Le monde paysan français a exprimé son malaise et sa colère vendredi en France et réclamé d'urgence un plan massif du gouvernement, les exploitants de la première puissance agricole d'Europe ayant vu leur revenu s'effondrer avec la chute des cours de leurs produits.

Les agriculteurs français ont multiplié les mobilisations depuis des mois, avec leur cortège d'animaux lâchés, de fruits et légumes déversés devant des préfectures ou le ministère à Paris. Le mouvement des producteurs de lait, notamment, a pris une ampleur européenne en septembre pour protester contre la baisse des prix et la perspective d'une suppression en 2015 du système de quotas qui régulait le marché depuis les années 1980.

Mais cette fois, c'est tout le secteur agricole français que la Fédération des syndicats des exploitants agricoles (FNSEA), principale organisation représentative, a appelé à manifester pour exiger un soutien massif et une politique à même de soutenir les cours.

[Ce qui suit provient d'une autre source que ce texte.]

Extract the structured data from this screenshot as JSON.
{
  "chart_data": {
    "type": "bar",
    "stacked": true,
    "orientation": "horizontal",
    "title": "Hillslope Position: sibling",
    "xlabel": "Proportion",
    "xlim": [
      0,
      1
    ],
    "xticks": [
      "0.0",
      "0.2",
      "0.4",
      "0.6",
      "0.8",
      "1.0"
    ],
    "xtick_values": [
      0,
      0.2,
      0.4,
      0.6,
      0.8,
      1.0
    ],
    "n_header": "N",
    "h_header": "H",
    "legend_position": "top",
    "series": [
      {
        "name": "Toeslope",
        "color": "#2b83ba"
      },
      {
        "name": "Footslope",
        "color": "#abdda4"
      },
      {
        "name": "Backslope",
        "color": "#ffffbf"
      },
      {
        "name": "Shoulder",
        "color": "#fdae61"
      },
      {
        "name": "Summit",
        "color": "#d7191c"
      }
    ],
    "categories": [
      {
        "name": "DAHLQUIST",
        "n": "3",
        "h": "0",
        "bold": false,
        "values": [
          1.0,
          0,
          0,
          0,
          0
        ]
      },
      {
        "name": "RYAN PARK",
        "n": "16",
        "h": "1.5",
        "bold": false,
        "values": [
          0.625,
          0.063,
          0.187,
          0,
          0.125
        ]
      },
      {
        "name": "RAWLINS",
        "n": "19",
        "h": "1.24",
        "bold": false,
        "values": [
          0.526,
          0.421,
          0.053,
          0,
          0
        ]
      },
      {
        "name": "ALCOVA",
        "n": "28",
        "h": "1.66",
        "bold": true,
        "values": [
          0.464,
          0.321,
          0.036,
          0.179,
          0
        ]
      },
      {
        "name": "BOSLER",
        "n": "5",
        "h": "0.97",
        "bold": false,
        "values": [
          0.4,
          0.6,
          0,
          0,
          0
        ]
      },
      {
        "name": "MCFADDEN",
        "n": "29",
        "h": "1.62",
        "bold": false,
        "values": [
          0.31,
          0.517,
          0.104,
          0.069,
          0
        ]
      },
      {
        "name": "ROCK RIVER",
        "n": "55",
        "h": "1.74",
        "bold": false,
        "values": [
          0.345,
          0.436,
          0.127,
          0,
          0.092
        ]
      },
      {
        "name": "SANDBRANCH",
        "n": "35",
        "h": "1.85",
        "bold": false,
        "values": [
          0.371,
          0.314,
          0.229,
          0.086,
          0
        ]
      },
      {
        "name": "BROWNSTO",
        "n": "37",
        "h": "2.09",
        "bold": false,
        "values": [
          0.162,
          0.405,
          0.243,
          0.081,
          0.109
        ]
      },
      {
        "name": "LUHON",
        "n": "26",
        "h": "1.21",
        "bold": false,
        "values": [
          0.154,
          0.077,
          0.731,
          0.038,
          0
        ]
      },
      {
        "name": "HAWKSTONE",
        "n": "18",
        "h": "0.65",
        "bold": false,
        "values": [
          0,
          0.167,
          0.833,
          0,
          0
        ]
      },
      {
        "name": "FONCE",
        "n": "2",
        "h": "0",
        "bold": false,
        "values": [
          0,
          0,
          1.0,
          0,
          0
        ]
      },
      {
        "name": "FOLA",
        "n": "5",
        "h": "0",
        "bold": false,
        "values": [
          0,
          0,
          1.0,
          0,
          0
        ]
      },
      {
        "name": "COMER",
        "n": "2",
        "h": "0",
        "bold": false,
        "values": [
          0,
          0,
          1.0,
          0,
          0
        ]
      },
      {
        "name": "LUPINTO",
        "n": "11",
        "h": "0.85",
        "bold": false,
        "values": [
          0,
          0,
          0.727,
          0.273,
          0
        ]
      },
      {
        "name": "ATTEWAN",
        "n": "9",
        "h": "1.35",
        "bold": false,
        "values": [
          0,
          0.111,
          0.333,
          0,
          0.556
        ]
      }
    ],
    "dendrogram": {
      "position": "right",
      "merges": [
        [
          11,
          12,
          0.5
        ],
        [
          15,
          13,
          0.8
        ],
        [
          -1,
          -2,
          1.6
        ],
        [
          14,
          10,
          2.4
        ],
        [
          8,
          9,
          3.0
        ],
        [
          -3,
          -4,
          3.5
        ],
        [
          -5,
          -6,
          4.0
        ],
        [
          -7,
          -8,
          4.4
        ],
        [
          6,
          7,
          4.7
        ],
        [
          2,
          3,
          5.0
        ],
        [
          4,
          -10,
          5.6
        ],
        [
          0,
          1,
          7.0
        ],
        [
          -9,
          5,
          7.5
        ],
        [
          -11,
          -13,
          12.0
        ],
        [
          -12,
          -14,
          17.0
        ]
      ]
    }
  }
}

«Fruits et légumes, viticulture, lait, viande bovine : il y a une grande détresse de toutes les productions», il faut «un vaste plan d'urgence, a déclaré sur la radio France Inter Jean-Michel Lemétayer, président de la FNSEA.

«Le président Sarkozy n'a pas hésité à soutenir les banques, l'automobile», a-t-il souligné, chiffrant les mesures nécessaires à 1,4 milliard d'euros dont 400 millions d'aide d'urgence.

La FNSEÀ a affirmé avoir mobilisé 52000 agriculteurs dans toute la France.

À Paris, une cinquantaine de céréaliers ont notamment installé des barrières de chantier et des bottes de paille sur les Champs-Elysées, enflammant des pneus et coupant complètement pendant deux heures la circulation de plusieurs avenues du quartier, avant de rejoindre une autre manifestation sur l'esplanade des Invalides. Des colonnes de tracteurs entamaient au même moment des opérations escargot sur des routes du pays.

«Le monde agricole est en train de crever», a expliqué dans la capitale Damien Greffin, président des Jeunes agriculteurs (JA) de la région Ile-de-France. Il a expliqué travailler à perte, un kilogramme de blé se vendant selon lui actuellement 9 centimes, pour un prix de production de 14 centimes.

Lait, légumes et fruits, viticulture, viande (bovine et porcine) ou encore céréales: les prix agricoles ont baissé de 2,5% en août, et de 15% sur un an, selon l'Institut national de statistique (Insee).

Sous pression depuis sa nomination en juin, le ministre de l'Agriculture Bruno Le Maire a admis jeudi que les agriculteurs français avaient perdu «de 10 à 20%» de leur revenu en 2009, après déjà 20% en 2008. Il a annoncé qu'il ferait des propositions pour un plan global de soutien au secteur.

Une éventualité que n'a guère détaillée à ce stade le président Nicolas Sarkozy, promettant des «initiatives fortes» d'ici la fin octobre, dans un entretien publié vendredi par le journal Le Figaro.

«L'agriculture et la ruralité sont deux éléments de notre identité nationale (...); je n'accepterai jamais que l'agriculture française, comme européenne, soit sacrifiée sur l'autel d'une mondialisation anarchique», a-t-il dit.

Selon les chiffres de l'Insee, le nombre de personnes employées dans l'agriculture en France (1 million en 2007) a baissé de moitié en vingt ans, de même que celui des exploitations.

M. Sarkozy s'est surtout fait l'avocat d'une «nouvelle régulation agricole (...) qui garantira aux agriculteurs un juste prix de leur travail». La France «sera au premier rang de ce combat», a-t-il ajouté.

Paris, avec Berlin, a obtenu le soutien d'une majorité des pays membres de l'Union européenne contre la dérégulation prévue du marché agricole européen, s'opposant aux partisans de sa libéralisation comme notamment la Grande-Bretagne et le Danemark.